Chronique d’Alès – La victoire de l’écureuil


PAR MARC SCHINDLER

Quand j’étais jeune – il y a déjà un certain temps déjà ! – la sagesse populaire disait : « L’argent n’a pas d’odeur, à partir d’un million, il sent bon ». Aujourd’hui, pour un million, t’as plus rien ! La fortune des grands patrons de multinationales se mesure en milliards. La dette des pays en dizaines de millards. Bon, pour vous, je ne sais pas, mais pour moi, avec un million, je serais déjà content.
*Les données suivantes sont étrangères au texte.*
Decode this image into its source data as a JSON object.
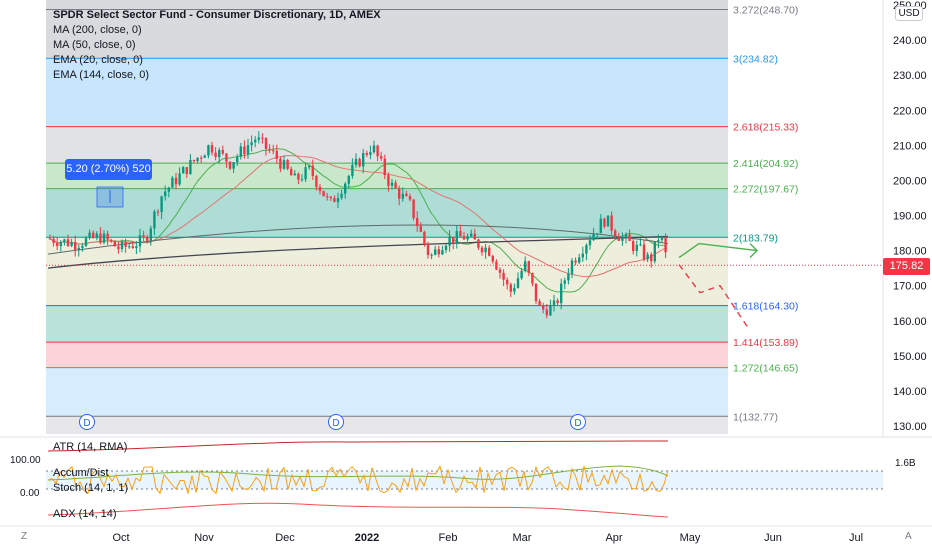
{
  "legend": {
    "title": "SPDR Select Sector Fund - Consumer Discretionary, 1D, AMEX",
    "lines": [
      "MA (200, close, 0)",
      "MA (50, close, 0)",
      "EMA (20, close, 0)",
      "EMA (144, close, 0)"
    ]
  },
  "currency": "USD",
  "measure_label": "5.20 (2.70%) 520",
  "last_price": "175.82",
  "fib_levels": [
    {
      "label": "3.272(248.70)",
      "value": 248.7,
      "color": "#787b86"
    },
    {
      "label": "3(234.82)",
      "value": 234.82,
      "color": "#2196f3"
    },
    {
      "label": "2.618(215.33)",
      "value": 215.33,
      "color": "#f23645"
    },
    {
      "label": "2.414(204.92)",
      "value": 204.92,
      "color": "#4caf50"
    },
    {
      "label": "2.272(197.67)",
      "value": 197.67,
      "color": "#4caf50"
    },
    {
      "label": "2(183.79)",
      "value": 183.79,
      "color": "#089981"
    },
    {
      "label": "1.618(164.30)",
      "value": 164.3,
      "color": "#2962ff"
    },
    {
      "label": "1.414(153.89)",
      "value": 153.89,
      "color": "#f23645"
    },
    {
      "label": "1.272(146.65)",
      "value": 146.65,
      "color": "#4caf50"
    },
    {
      "label": "1(132.77)",
      "value": 132.77,
      "color": "#787b86"
    }
  ],
  "y_ticks": [
    "250.00",
    "240.00",
    "230.00",
    "220.00",
    "210.00",
    "200.00",
    "190.00",
    "180.00",
    "170.00",
    "160.00",
    "150.00",
    "140.00",
    "130.00"
  ],
  "y_tick_values": [
    250,
    240,
    230,
    220,
    210,
    200,
    190,
    180,
    170,
    160,
    150,
    140,
    130
  ],
  "x_ticks": [
    "Oct",
    "Nov",
    "Dec",
    "2022",
    "Feb",
    "Mar",
    "Apr",
    "May",
    "Jun",
    "Jul"
  ],
  "dividend_marker": "D",
  "indicators": {
    "atr": "ATR (14, RMA)",
    "accum": "Accum/Dist",
    "stoch": "Stoch (14, 1, 1)",
    "adx": "ADX (14, 14)",
    "stoch_top": "100.00",
    "stoch_bottom": "0.00",
    "ad_value": "1.6B"
  },
  "corner_left": "Z",
  "corner_right": "A",
  "colors": {
    "up": "#089981",
    "down": "#f23645",
    "ma200": "#434651",
    "ma50": "#e57373",
    "ema20": "#4caf50",
    "ema144": "#5d6b6b",
    "stoch": "#ff9800",
    "accum": "#7cb342",
    "atr": "#c62828"
  }
}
La crise provoquée par le virus va ruiner des dizaines de millions de salariés qui vont basculer dans le chômage. Elle va pousser à la faillite des millions de commerçants, d’artisans et de petites entreprises que les aides des gouvernements ne suffiront pas à sauver. Personne ne peut encore mesurer les ravages que le Covid-19 va infliger à l’économie mondiale. Les experts affirment : ce sera la pire crise depuis 1929. Je n’ai pas gardé de souvenirs, je n’étais pas encore né ! Tous les symptômes de la récession sont là : la production s’effondre, la consommation est en panne, le baril de pétrole ne vaut plus rien. Et le pire est à venir, à l’automne, quand on espère que l’épidémie aura reculé. Dans les pays riches, beaucoup de gens ne mangent plus à leur faim. Celles qui élèvent leurs gosses en travaillant au noir, les vieux qui vivotent avec une petite retraite, les jeunes qui n’ont pas de boulot. Ils seront les victimes bien plus nombreuses du virus que ceux qui en sont décédés. Tout le monde connaît ces sombres perspectives.

Mais si on s’intéresse à l’économie – et on devrait, parce qu’elle nous concerne tous – les statistiques nous révèlent autre chose. Ceux qui ont encore un revenu consomment moins, iIs achètent pour se nourrir, se soigner et se distraire. Mais ils ne vont plus au restaurant ni au cinéma, ils ne changent plus de smartphone. La nouvelle maison, la nouvelle voiture, la nouvelle TV, le frigo à changer, tout cela attendra. Les Français sont bien forcés d’épargner, puisque aucun marchand ne vend plus de voitures, des TV ou de frigos. L’Observatoire français des conjonctures économiques a calculé qu’avec le confinement, 55 milliards d’euros ont été mis de côté. En moyenne, 230 euros d’économie par semaine. C’est l’épargne de l’écureuil. Pas pour ceux qui vivent des revenus sociaux ni pour ceux qui bossent au black.

Ceux qui le peuvent ont placé leurs sous sur des livrets d’épargne ou sur des comptes courants qui ne rapportent rien, mais qui sont sans risque. Les Français sont peut-être nuls en économie, mais ils ont la mémoire longue. Selon l’économiste Pascal Perri : « Les ménages savent que les emprunts publics d’aujourd’hui alimenteront la dette de demain qui se transformera en impôts après-demain ». La promesse du gouvernement : on n’augmentera pas les impôts pour financer les 100 milliards d’aides à l’économie, cela ne les fait pas rire. Alors, ils font ce que les économistes appellent une épargne de précaution. Cette épargne qui dort s’élève à 410 milliards d’euros. La centaine de milliards, c’est l’instrument de mesure, aujourd’hui ! Le paradoxe bien connu, c’est que pour relancer l’économie, il faut investir, dépenser, acheter et pas rester assis sur son tas d’or. Mais pour le faire, il faut avoir confiance en l’avenir, espérer garder son job et croire que les banques vont prolonger ses crédits. C’est plutôt mal parti : selon un sondage, 55% de Français ne font plus confiance au gouvernement pour gérer la crise. Le ministre de l’Economie a beau s’époumoner à rappeler les milliards déversés pour sauver les emplois, 31% des sondés se disent « très inquiets ».

Alors, on peut faire deux hypothèses : la rose, c’est que dès la fin du confinement, les Français vont se ruer dans les magasins pour acheter et dépenser l’argent qu’ils avaient mis de côté, et l’économie marchera du feu de dieu. L’hypothèse noire, c’est que les Français garderont leurs sous au chaud et que l’économie s’effondrera avec des millions de chômeurs, de faillites, de pauvres à la rue et le retour des « gilets jaunes ». Vous avez peut-être une boule de cristal pour prévoir l’avenir. Moi j’aurais tendance à croire le grand économiste américain Galbraith : « La seule fonction de la prévision économique, c’est de rendre l’astrologie respectable ».

Photo le Médusé: Le jardin du Parc Olympique, Ouchy, avril 2020. Préférons croire à l’hypothèse rose!